The decision of the United Kingdom (UK) to leave the European Union (EU) has implications for insurers and pension providers, supervisors and, of course, consumers.

Immediately following the results of the referendum, EIOPA (European Insurance and Occupational Pensions Authority) started to assess the required steps to minimise risk to business and to consumers. From the outset, EIOPA’s position was clear: to prepare for every eventuality, including the possibility of no political agreement. A no-deal scenario is one that cannot be fully excluded, despite the most recent flexible extension of the date of the UK’s departure from the EU to 31 January 2020.

In the event of a disorderly Brexit, insurers and pension providers in the UK and Gibraltar on the one side and in the remaining 30 European Economic Area (EEA) countries on the other would no longer be able to operate by making use of passporting rights under Internal Market conditions. This poses a risk to the service continuity of existing contracts and may create uncertainty for policyholders.

To support supervisors and industry prepare for a no-deal scenario, EIOPA has issued four Opinions to mitigate the risks for policyholders, beneficiaries and insurers. These Opinions focus on supervisory convergence, service continuity, impact on solvency and disclosure of information to customers on the impact of Brexit.

EIOPA follows the developments in the negotiations closely and the steps taken by supervisors and insurers.

Most UK insurers with large cross-border business have taken action and implemented contingency measures, for example, portfolio transfers to set-up third country branches or subsidiaries in the remaining EEA countries. Nevertheless, there is still some residual UK insurance business within the remaining EEA countries for which the contingency plans will have not been completed by the date the UK leaves the EU.

To mitigate the detriment to policyholders and beneficiaries in such cases and ensure risk-based supervision of the run-off of cross-border contracts, in February 2019 EIOPA issued ‘Recommendations on the treatment of cross-border services from residual contracts of UK undertakings after the withdrawal date’.

All national supervisory authorities have stated compliance or intention to comply with almost all of EIOPA’s Recommendations.

At national level, transitional measures have been implemented in a number of remaining EEA countries allowing UK insurers to run-off residual business after the Brexit date without contingency plans. National supervisory authorities are expected to address any issues arising from the completion of the contingency plans and the run-off of residual business with the individual insurers concerned on a case-by-case basis.

From a financial stability perspective the current direct exposure of EU-based insurers to the UK industry are considered to be rather limited.

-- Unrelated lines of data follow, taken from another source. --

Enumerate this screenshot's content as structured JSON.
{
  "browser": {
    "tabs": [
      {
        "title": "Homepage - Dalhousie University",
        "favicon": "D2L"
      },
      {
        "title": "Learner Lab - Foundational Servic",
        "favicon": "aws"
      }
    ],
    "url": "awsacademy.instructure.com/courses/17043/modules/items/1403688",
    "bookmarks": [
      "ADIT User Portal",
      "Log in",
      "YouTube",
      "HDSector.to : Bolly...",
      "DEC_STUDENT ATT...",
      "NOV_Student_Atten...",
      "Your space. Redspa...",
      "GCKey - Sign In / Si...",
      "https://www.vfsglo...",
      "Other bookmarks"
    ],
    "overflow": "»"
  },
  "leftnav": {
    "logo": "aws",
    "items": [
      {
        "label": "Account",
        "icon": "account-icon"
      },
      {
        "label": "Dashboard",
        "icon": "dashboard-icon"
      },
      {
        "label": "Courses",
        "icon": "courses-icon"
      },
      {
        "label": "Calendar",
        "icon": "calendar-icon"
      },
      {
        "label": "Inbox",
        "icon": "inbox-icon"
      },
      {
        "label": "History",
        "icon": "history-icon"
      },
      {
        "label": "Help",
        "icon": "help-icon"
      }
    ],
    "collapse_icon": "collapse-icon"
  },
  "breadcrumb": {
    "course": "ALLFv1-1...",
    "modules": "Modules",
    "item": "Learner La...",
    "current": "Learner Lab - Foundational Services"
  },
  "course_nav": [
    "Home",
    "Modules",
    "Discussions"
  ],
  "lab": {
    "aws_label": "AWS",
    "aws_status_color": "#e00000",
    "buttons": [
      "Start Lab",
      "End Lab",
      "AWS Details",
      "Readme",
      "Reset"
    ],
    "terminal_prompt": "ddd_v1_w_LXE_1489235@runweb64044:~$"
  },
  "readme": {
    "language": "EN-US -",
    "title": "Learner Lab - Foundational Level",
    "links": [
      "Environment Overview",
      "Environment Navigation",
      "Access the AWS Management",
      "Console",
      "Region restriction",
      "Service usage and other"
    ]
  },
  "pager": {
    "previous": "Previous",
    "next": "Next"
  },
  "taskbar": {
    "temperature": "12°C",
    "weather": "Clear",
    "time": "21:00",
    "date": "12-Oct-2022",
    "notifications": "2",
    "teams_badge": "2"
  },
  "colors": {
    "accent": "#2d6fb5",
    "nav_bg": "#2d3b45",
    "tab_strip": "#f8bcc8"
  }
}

Second round effects, however, resulting from the impact of a no-deal scenario on the wider economy are more difficult to assess and  the risk remains that a disorderly Brexit could result in potential significant repercussions across financial markets.

To ensure sound prudential and conduct supervision of (re) insurers operating cross-border and to maintain financial stability after the UK has left the EU, EIOPA and its Members have agreed on memoranda of understanding with the Bank of England and the Financial Conduct Authority. These memoranda cover supervisory cooperation, information exchange and mutual assistance in the field of insurance regulation and supervision. In the area of supervision of occupational pension institutions, EIOPA and its Members have agreed upon similar memoranda of understanding with The Pension Regulator.

As the date of the UK’s departure from the EU approaches, EIOPA will continue to closely monitor and assess the developments and take all necessary actions as part of its mandate to minimise risk to policyholders and beneficiaries.